Bienvenidos a Sevilla, posiblemente la ciudad más bonita del mundo…
Si alguna vez visitas el Cementerio de San Fernando en Sevilla, al entrar por la puerta principal, al inicio del cementerio, y caminar unos metros, te vas a topar con un crucificado enorme de bronce sobre una cruz de madera.
Es el famoso Cristo de las Mieles.
Pero ojo, no es un Crucificado cualquiera. Detrás de esta imagen se esconde una leyenda sevillana de arte, tragedia y… ¡miel!
El autor de esta maravilla fue Antonio Susillo, nacido en 1855 en la mismísima Alameda de Hércules. Desde pequeño ya apuntaba maneras: moldeaba figuritas de barro con una habilidad increíble.
Un día, mientras jugaba, pasó por allí la Duquesa de Montpensier. Al ver su talento, decidió apadrinarlo y costearle sus estudios. Gracias a ella, Susillo pudo formarse y convertirse en uno de los escultores más famosos de Europa.
Con apenas 20 años ya trabajaba para gente muy top: Isabel II, el Zar Nicolás II de Rusia… casi nada.
En Sevilla dejó su huella en esculturas que seguro has visto: el Velázquez de la Plaza del Duque, el Daoiz de la Gavidia, las manos de la virgen de la Amargura o la galería de Ilustres Sevillanos del Palacio de San Telmo.
Todo parecía irle bien… pero la vida tenía otros planes.
Cuando recibió el encargo de esculpir la imagen para el cementerio, Susillo estaba en una situación complicada: deudas, problemas personales y poca estabilidad.
Se volcó en el proyecto con todas sus fuerzas, pensando que podía ser su gran oportunidad para remontar.
Según la leyenda, cuando terminó la escultura y la montaron, se dio cuenta de que los pies del Cristo estaban colocados de forma «rara».
Hoy sabemos que no era un error, simplemente una postura poco habitual pero anatómicamente correcta.
Sin embargo, la presión, los problemas económicos y su situación personal le pesaban demasiado. El 22 de diciembre de 1896, Susillo se quitó la vida cerca de las vías del tren de San Jerónimo.
Tenía solo 41 años.
Poco después de colocar el Crucificado en su sitio, llegó el primer verano sevillano (ya sabes: calor insoportable).
Y pasó algo inesperado: empezaron a caer gotitas doradas de la boca del Cristo.
Los trabajadores y visitantes se quedaron flipando. Muchos pensaron que estaban presenciando un prodigio.

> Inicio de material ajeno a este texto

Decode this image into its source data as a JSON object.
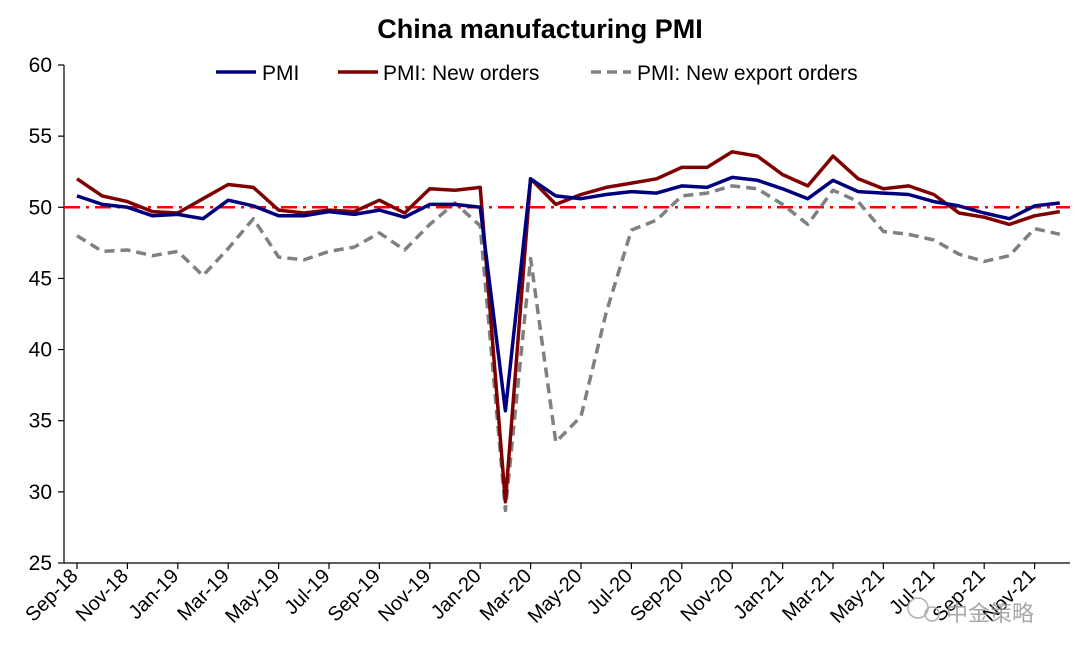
{
  "chart_data": {
    "type": "line",
    "title": "China manufacturing PMI",
    "xlabel": "",
    "ylabel": "",
    "ylim": [
      25,
      60
    ],
    "yticks": [
      25,
      30,
      35,
      40,
      45,
      50,
      55,
      60
    ],
    "reference_line": {
      "value": 50,
      "color": "#ff0000",
      "style": "dash-dot"
    },
    "x_tick_labels": [
      "Sep-18",
      "Nov-18",
      "Jan-19",
      "Mar-19",
      "May-19",
      "Jul-19",
      "Sep-19",
      "Nov-19",
      "Jan-20",
      "Mar-20",
      "May-20",
      "Jul-20",
      "Sep-20",
      "Nov-20",
      "Jan-21",
      "Mar-21",
      "May-21",
      "Jul-21",
      "Sep-21",
      "Nov-21"
    ],
    "x": [
      "Sep-18",
      "Oct-18",
      "Nov-18",
      "Dec-18",
      "Jan-19",
      "Feb-19",
      "Mar-19",
      "Apr-19",
      "May-19",
      "Jun-19",
      "Jul-19",
      "Aug-19",
      "Sep-19",
      "Oct-19",
      "Nov-19",
      "Dec-19",
      "Jan-20",
      "Feb-20",
      "Mar-20",
      "Apr-20",
      "May-20",
      "Jun-20",
      "Jul-20",
      "Aug-20",
      "Sep-20",
      "Oct-20",
      "Nov-20",
      "Dec-20",
      "Jan-21",
      "Feb-21",
      "Mar-21",
      "Apr-21",
      "May-21",
      "Jun-21",
      "Jul-21",
      "Aug-21",
      "Sep-21",
      "Oct-21",
      "Nov-21",
      "Dec-21"
    ],
    "legend_position": "top",
    "series": [
      {
        "name": "PMI",
        "color": "#00007f",
        "style": "solid",
        "values": [
          50.8,
          50.2,
          50.0,
          49.4,
          49.5,
          49.2,
          50.5,
          50.1,
          49.4,
          49.4,
          49.7,
          49.5,
          49.8,
          49.3,
          50.2,
          50.2,
          50.0,
          35.7,
          52.0,
          50.8,
          50.6,
          50.9,
          51.1,
          51.0,
          51.5,
          51.4,
          52.1,
          51.9,
          51.3,
          50.6,
          51.9,
          51.1,
          51.0,
          50.9,
          50.4,
          50.1,
          49.6,
          49.2,
          50.1,
          50.3
        ]
      },
      {
        "name": "PMI: New orders",
        "color": "#7f0000",
        "style": "solid",
        "values": [
          52.0,
          50.8,
          50.4,
          49.7,
          49.6,
          50.6,
          51.6,
          51.4,
          49.8,
          49.6,
          49.8,
          49.7,
          50.5,
          49.6,
          51.3,
          51.2,
          51.4,
          29.3,
          52.0,
          50.2,
          50.9,
          51.4,
          51.7,
          52.0,
          52.8,
          52.8,
          53.9,
          53.6,
          52.3,
          51.5,
          53.6,
          52.0,
          51.3,
          51.5,
          50.9,
          49.6,
          49.3,
          48.8,
          49.4,
          49.7
        ]
      },
      {
        "name": "PMI: New export orders",
        "color": "#808080",
        "style": "dashed",
        "values": [
          48.0,
          46.9,
          47.0,
          46.6,
          46.9,
          45.2,
          47.1,
          49.2,
          46.5,
          46.3,
          46.9,
          47.2,
          48.2,
          47.0,
          48.8,
          50.3,
          48.7,
          28.7,
          46.4,
          33.5,
          35.3,
          42.6,
          48.4,
          49.1,
          50.8,
          51.0,
          51.5,
          51.3,
          50.2,
          48.8,
          51.2,
          50.4,
          48.3,
          48.1,
          47.7,
          46.7,
          46.2,
          46.6,
          48.5,
          48.1
        ]
      }
    ],
    "watermark": "中金策略"
  }
}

Al investigar más de cerca, descubrieron que dentro de la escultura había un panal de abejas. El interior del Cristo era hueco (para que pesara menos), y los insectos aprovecharon para instalarse allí.
Con el calor brutal de Sevilla, la miel se derretía al contacto con el bronce caliente y goteaba por la boca del Cristo.
Desde entonces, todo el mundo empezó a llamarlo el Cristo de las Mieles.
Después de su muerte, al principio no sabían si podían enterrarlo en suelo sagrado (por haberse quitado la vida).
Finalmente, tras considerar su estado de salud mental, aceptaron.
Primero fue enterrado junto a su amigo, el pintor Ricardo Villegas. Pero en 1940, gracias a la presión popular, trasladaron sus restos a los pies de su creación.
Un homenaje que, aunque tardío, Sevilla no quiso dejar de rendirle.
La próxima vez que pases por el Cristo de las Mieles, recuerda que no solo ves una escultura: estás delante del último suspiro de un artista que puso todo su corazón en su obra.
Una historia de genio, dolor y un pequeño milagro muy dulce…
Como dato a añadir, la imagen fue restaurada entre noviembre de 2014 y marzo de 2015 y a día de hoy hay empresas que realizan visitas guiadas al lugar.